Christopher wryly observes and records the disintegration of the relationship and eventual flight of Otto back to Berlin. Amazing to think of the ease with which Isherwood writes of the relationship in the late 1930s.
In "The Nowaks", Christopher visits the immediate family of Otto Nowak: the harassed mother Frau Nowak; the cheerfully comic father Herr Nowak; the sullen brother Lothar who is a Hitler Youth; the lazy sister Grete, and, the irrepressible Otto. They seem an average, homely, if struggling, German family unaware of the deluge to follow. They happily disparage the Jews but when Christopher points out that Hitler may eliminate the Jews altogether from Germany they are appalled and shocked at the possibility.
Frau Nowak departs with relief for a sanatorium, clearly driven to ill health and manic, hysterical behavior by the pressures of the family's financial stresses, poor nutrition, the worsening economy. The last image of the story is Christopher and Otto leaving the sanatorium and being watched by Frau Nowak and the other sickly inhabitants wrapped in blankets - a metaphor for Isherwood's imminent departure from Germany perhaps?

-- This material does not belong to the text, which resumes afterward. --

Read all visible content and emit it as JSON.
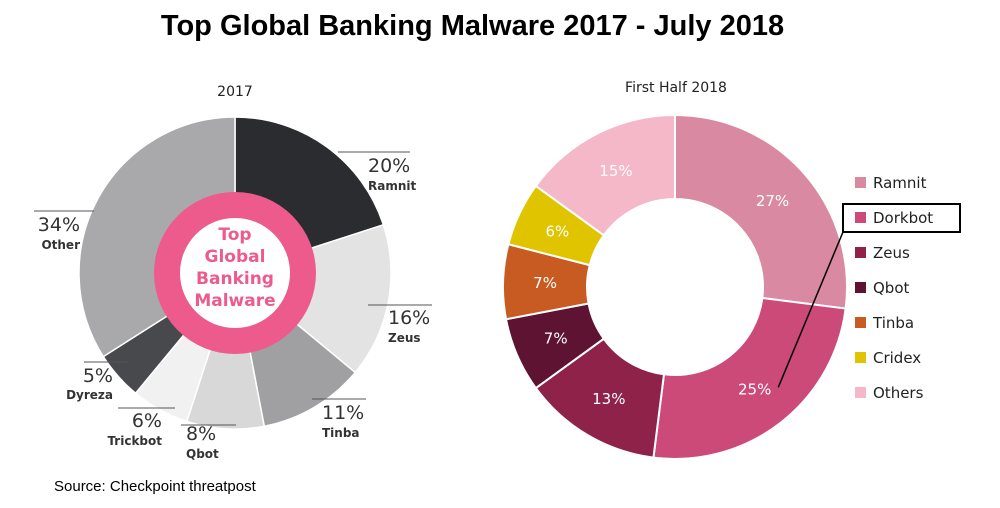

"The Landauers" is more subtly sinister. It appears to be an affectionate and slightly comical portrait of a prosperous Jewish family in Nazi Germany. Christopher becomes particularly close to Berhnard, the heir apparent of Landauers, their retail chain empire. The relationship is enigmatic. Is Bernhard gay? Is his interest in Christopher sexual? It ends with Christopher drifting from Berhnard and inadvertently learning of his demise some months later when he overhears two businessmen talking on a train. Officially, it was said that Berhnard had died of a heart attack but in the context of the times this becomes a euphemism for a bullet in the head and the confiscation of his property by the Nazis.
This piece of information, right at the very end of the story, is like a punch in the solar plexus after the gently mocking tone of the long story. The end is particularly bitter as the the two men relaying the fate of Berhnard then swiftly go on to share a ribald joke as the story ends.
Jews and Communists are beaten in the streets of Berlin, Germans disparage the Jews with the usual vicious racial stereotypes, businesses are confiscated, Isherwood's pupils disappear or are imprisoned, but life goes on ... only in the final story does Ishwerwood blatantly comment on the oblivious disregard of the Germans who seem to accept the violence, the violation of civil rights, the disppearance of "undesirables". He sets the stage for understanding the mindset of the German populace, the ugly slide into the horrors of the Holocaust. But the tale is told gently, without provocation, and, a quiet sadness.